What to Know About the Super Blue Moon—and How to See It

Forget "once in a blue moon." Try "once in a super blue moon," which is set to rise this Wednesday.

Photograph by Richard Ricciardi/Flickr.

You’ve probably heard about August’s “super blue moon” by now. It’s set to rise later this week on the evening of Wednesday, August 30, and there’s been a lot of hype around it due to how rare super blue moons are (the next one won’t be until 2037, according to NASA). But just what exactly is a super blue moon? 

Well, unfortunately, the moon won’t actually appear blue (unless there happens to be smoke or dust in the sky, which can potentially cause it to appear blue-ish, according to NASA). Rather, the “blue” part of the title simply means it’s the second full moon in a single month. Or, as Shauna Edson, astronomy education specialist at the National Air and Space Museum, put it in an email: “It’s just a fun coincidence with our calendar” and doesn’t really mean anything astronomically. 

However, the “super” part of the title does have some astronomical significance, she says. Because our moon doesn’t travel around the Earth in a perfect circle but in an ellipse, it’s sometimes closer or farther away from us. When the moon is full and at its closest position to us, astronomers call it a “super moon,” which happens about three or four times a year. 

Super moons appear a bit bigger—about 14 percent—but “that’s the difference from when it looks smallest, not from its average size,” writes Edson.
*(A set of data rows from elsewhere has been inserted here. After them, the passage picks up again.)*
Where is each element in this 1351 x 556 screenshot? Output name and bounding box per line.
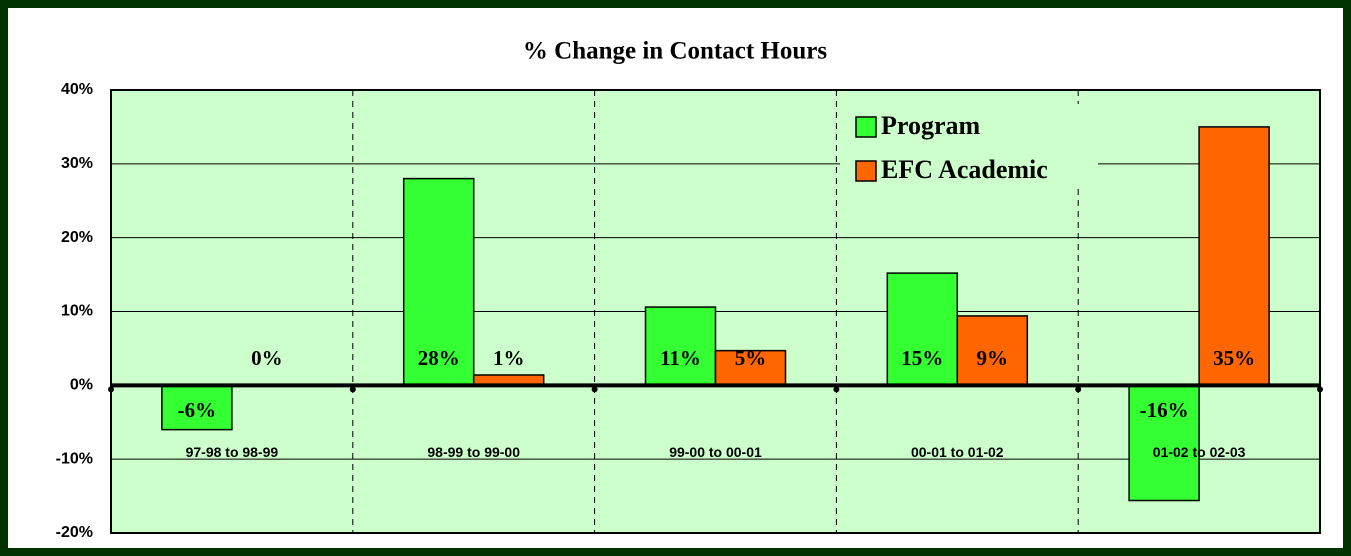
y-tick-label: 40% (61, 81, 93, 98)
x-tick-label: 99-00 to 00-01 (669, 444, 762, 460)
axis-dot (1075, 386, 1082, 393)
legend-label: EFC Academic (881, 155, 1048, 184)
x-tick-label: 97-98 to 98-99 (186, 444, 279, 460)
legend-swatch (855, 160, 877, 182)
y-tick-label: 20% (61, 229, 93, 246)
legend-swatch (855, 116, 877, 138)
bar (956, 315, 1029, 387)
y-tick-label: 10% (61, 303, 93, 320)
axis-dot (833, 386, 840, 393)
value-label: 1% (493, 346, 525, 370)
axis-dot (349, 386, 356, 393)
legend-label: Program (881, 111, 980, 140)
legend-box (840, 104, 1098, 186)
bar (161, 384, 233, 431)
bar (402, 177, 475, 387)
y-tick-label: 0% (70, 377, 93, 394)
value-label: 11% (660, 346, 701, 370)
plot-border (110, 89, 1321, 534)
x-tick-label: 00-01 to 01-02 (911, 444, 1004, 460)
chart-title: % Change in Contact Hours (523, 38, 827, 65)
bar (714, 349, 787, 387)
y-tick-label: -20% (56, 524, 93, 541)
bar (1128, 384, 1200, 502)
bar (1198, 126, 1270, 387)
value-label: 28% (418, 346, 460, 370)
x-tick-label: 01-02 to 02-03 (1153, 444, 1246, 460)
value-label: -16% (1140, 398, 1189, 422)
value-label: 5% (735, 346, 767, 370)
value-label: 35% (1213, 346, 1255, 370)
y-tick-label: -10% (56, 450, 93, 467)
value-label: -6% (178, 398, 217, 422)
value-label: 9% (977, 346, 1009, 370)
x-tick-label: 98-99 to 99-00 (427, 444, 520, 460)
axis-dot (591, 386, 598, 393)
y-tick-label: 30% (61, 155, 93, 172)
value-label: 15% (901, 346, 943, 370)
value-label: 0% (251, 346, 283, 370)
In effect, she says the size difference of Wednesday night’s super blue moon may not be all that perceptible.

So why all the media hype around it? Edson isn’t exactly sure, though she’s nonetheless pleased people are excited about the night sky. “Any opportunity for people to observe and appreciate the Moon is a good one,” writes Edson. “The great thing is that you don’t need any special equipment or location to view the Moon; it’s just as visible from the city as anywhere else.”

If you’re hoping to see a moon that looks extra large, Edson recommends viewing the moon when it’s still near the horizon, rather than when it’s high in the night sky. Thanks to a phenomenon called “the moon illusion,” she says the moon appears bigger around this time. “It’s mostly due to our brains comparing it with the objects on the horizon,” writes Edson. 

You can also expect the moon to rise at sunset, which happens around 8 PM right now, though you may need to wait another 15 to 30 minutes after the sun sets before the moon is high enough for you to see it from where you are, she says. “And of course, you might have to be patient if there are clouds in your way,” says Edson.

If you miss out on Wednesday night’s super blue moon (or simply love admiring our beautiful, glowing neighbor), you can always put October 21—or “International Observe the Moon Night”—on your calendar, says Edson. The National Air and Space Museum, along with members of the Northern Virginia Astronomy Club, will host a free moon-gazing event at the museum’s Steven F. Udvar-Hazy in Chantilly.